The Z80 Assembly language is a style of machine code that’s a half step up from typing a string of 1’s and 0’s into the console to interface with the computer processor. Really fast to run, but really inscrutable for humans to read… “Load A from DE then Store A into HL then Increment DE then Increment HL Then Decrement BC…” The C programming language is more friendly to translate and understand.

MARTIN: I did not have an official Nintendo Dev Kit or hardware manual so I had to do a bit of hacking around to get things working. Whenever I wanted to see the game running on a real Game Boy I had to use a flash card copier. But most of the time I just used a Game Boy emulator on the PC. I think we spent about 8–12 months getting the game to a state where we could start to shop it around to various publishers. At that point it looked nothing like Snoopy Tennis.

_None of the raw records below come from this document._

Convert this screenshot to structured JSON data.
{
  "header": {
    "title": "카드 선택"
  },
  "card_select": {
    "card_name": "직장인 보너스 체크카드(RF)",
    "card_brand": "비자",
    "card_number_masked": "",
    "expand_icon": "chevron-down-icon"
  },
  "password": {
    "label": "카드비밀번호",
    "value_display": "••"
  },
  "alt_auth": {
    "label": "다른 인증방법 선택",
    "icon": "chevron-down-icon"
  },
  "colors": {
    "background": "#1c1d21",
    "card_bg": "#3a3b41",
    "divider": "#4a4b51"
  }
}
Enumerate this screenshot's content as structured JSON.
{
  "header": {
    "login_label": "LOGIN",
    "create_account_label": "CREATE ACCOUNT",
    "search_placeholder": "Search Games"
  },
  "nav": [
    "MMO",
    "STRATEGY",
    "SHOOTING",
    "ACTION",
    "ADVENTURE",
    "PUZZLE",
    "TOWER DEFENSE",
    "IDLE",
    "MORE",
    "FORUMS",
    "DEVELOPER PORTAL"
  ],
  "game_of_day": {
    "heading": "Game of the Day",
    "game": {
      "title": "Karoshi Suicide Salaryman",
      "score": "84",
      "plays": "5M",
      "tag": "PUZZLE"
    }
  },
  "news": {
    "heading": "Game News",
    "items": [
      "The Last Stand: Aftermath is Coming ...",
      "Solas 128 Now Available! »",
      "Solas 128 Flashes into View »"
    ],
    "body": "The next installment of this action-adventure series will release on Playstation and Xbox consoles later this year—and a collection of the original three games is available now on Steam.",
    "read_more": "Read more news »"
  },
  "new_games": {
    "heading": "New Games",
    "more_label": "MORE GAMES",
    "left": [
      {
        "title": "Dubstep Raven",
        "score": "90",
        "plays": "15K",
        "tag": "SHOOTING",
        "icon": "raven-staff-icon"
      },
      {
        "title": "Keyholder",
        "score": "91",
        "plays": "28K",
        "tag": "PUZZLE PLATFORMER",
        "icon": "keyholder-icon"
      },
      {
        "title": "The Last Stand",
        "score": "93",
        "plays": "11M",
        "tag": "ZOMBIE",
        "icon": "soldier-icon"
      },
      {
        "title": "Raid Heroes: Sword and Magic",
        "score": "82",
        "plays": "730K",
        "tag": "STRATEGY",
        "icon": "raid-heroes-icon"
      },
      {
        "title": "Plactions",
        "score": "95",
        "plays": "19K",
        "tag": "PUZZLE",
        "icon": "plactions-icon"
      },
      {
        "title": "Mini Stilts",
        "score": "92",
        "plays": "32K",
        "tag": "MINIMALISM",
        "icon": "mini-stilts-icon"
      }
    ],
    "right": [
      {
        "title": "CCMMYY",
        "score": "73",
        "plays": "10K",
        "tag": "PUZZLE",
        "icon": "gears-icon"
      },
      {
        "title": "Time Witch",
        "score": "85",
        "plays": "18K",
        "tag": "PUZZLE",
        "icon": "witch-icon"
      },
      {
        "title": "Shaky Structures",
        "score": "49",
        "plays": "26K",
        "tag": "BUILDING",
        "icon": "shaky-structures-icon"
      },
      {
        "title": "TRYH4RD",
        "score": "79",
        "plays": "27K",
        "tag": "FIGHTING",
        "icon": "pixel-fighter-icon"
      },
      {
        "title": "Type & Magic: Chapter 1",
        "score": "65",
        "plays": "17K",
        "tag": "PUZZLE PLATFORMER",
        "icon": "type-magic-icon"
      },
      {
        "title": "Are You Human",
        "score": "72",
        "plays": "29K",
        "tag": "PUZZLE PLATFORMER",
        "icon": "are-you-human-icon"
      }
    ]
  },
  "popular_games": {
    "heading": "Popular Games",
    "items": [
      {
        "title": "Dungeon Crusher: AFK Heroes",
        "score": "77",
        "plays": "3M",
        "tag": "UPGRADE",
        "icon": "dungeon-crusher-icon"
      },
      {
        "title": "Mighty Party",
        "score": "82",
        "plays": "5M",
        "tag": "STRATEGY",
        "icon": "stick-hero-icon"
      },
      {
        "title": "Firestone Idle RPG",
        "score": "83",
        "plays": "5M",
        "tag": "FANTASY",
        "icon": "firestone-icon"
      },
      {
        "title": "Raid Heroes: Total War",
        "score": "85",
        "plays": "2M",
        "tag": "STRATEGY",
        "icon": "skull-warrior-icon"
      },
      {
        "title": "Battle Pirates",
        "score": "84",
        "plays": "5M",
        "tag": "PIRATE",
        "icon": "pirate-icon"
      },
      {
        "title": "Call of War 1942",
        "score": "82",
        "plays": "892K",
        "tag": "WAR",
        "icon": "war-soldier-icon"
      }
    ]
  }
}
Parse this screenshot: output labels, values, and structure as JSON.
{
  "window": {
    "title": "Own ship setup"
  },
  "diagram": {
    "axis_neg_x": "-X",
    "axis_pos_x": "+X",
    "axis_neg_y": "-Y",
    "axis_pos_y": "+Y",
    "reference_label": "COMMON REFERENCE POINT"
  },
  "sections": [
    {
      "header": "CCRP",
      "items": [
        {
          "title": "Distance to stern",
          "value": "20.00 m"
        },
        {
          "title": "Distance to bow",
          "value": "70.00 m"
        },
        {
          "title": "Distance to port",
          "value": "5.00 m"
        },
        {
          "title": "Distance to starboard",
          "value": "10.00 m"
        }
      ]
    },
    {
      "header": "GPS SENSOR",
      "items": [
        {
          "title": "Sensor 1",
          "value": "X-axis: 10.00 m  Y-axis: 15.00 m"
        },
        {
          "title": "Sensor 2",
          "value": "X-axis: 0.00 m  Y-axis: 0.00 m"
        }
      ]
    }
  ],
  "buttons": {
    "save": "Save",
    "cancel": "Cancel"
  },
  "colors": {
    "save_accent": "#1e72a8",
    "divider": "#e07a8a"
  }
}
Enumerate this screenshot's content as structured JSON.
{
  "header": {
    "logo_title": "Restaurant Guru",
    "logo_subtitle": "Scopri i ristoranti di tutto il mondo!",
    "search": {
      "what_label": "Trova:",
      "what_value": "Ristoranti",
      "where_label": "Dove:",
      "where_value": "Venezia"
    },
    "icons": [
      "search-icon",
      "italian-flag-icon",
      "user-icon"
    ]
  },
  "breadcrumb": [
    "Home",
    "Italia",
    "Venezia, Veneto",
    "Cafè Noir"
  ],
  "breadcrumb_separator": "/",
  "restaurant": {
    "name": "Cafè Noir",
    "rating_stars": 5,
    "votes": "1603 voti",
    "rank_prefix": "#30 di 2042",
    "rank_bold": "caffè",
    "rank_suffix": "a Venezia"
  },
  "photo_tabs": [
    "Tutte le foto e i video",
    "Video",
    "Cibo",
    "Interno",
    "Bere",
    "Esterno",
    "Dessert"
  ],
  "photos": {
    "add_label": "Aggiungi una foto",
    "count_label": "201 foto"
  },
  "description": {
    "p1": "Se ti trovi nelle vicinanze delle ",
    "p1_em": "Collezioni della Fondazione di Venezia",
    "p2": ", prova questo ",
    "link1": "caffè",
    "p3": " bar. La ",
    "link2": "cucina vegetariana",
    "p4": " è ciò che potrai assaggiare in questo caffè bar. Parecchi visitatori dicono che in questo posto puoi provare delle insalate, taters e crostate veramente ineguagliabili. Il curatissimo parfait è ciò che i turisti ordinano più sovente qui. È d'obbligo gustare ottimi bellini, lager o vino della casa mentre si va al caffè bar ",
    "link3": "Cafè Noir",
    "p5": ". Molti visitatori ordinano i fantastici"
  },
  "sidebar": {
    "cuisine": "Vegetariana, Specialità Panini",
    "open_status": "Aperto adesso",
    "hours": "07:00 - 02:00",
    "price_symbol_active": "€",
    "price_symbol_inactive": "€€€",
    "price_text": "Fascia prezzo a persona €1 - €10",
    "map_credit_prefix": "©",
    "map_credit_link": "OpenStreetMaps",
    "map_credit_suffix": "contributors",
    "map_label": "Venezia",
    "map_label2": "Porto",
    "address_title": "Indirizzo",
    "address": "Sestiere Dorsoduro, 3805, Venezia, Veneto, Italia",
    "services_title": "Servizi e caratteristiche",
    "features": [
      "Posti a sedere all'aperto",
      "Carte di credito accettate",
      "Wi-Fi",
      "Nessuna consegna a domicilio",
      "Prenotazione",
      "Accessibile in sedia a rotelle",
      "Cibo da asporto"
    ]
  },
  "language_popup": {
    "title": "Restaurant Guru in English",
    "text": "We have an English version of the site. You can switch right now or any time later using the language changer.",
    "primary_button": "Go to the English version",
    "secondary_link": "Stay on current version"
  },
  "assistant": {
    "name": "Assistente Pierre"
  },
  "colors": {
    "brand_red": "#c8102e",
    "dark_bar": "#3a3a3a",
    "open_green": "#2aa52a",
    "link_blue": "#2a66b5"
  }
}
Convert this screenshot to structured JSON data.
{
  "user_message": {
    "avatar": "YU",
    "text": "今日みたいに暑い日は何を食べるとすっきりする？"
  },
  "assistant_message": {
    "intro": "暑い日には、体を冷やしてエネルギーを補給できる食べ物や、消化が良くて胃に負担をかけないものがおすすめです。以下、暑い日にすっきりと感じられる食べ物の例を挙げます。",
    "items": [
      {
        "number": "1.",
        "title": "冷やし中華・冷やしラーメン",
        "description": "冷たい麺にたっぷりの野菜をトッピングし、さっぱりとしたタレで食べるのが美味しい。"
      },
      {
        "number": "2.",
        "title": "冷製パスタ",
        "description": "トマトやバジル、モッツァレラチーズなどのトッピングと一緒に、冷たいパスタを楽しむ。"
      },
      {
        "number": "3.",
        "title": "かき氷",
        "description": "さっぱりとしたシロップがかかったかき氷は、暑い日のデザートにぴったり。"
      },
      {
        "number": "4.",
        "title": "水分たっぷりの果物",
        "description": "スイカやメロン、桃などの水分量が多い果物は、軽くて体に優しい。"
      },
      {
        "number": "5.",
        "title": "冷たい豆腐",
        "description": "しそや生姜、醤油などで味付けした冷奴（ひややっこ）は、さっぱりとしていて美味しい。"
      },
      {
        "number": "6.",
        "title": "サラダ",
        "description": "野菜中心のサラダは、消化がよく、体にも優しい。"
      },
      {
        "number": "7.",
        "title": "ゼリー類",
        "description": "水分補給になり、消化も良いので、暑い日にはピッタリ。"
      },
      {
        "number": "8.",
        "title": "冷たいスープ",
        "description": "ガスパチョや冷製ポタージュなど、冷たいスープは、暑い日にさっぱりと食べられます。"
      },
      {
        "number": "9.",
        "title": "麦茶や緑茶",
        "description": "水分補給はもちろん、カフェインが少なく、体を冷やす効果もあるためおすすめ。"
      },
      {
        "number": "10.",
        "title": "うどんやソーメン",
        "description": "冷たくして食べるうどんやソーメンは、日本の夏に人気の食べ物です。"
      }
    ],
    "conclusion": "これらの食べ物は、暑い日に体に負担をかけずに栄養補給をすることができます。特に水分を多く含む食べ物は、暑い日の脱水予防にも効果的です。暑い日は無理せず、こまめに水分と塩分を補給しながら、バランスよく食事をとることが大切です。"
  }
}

The original iteration of the game was called Tennis Champ (with Core Design co-workers used as inspiration for some of the character faces). With a working build, Brian began pitching game publishers, accompanied by a demo trailer with a title card that included a text quote from an 18th century Earl of Derby: “Talent Can…Genius Must.” — Edward Bulwer-Lytton

Unfortunately with the Game Boy Advance console release looming on the horizon and the next-gen Xbox, PS2 and GameCube development efforts subsuming resources, they found that old school Game Boy publishing interest was starting to wane.

BRIAN: We initially contacted 5 or 6 publishers. The response was a bit of a mixed bag. A few were very complimentary about the demo, but said they were getting out of the Game Boy market, and a couple others didn’t reply at all. Only one came back with what sounded like actual interest. We went back and forth with them for a little while, but the talks eventually just died out.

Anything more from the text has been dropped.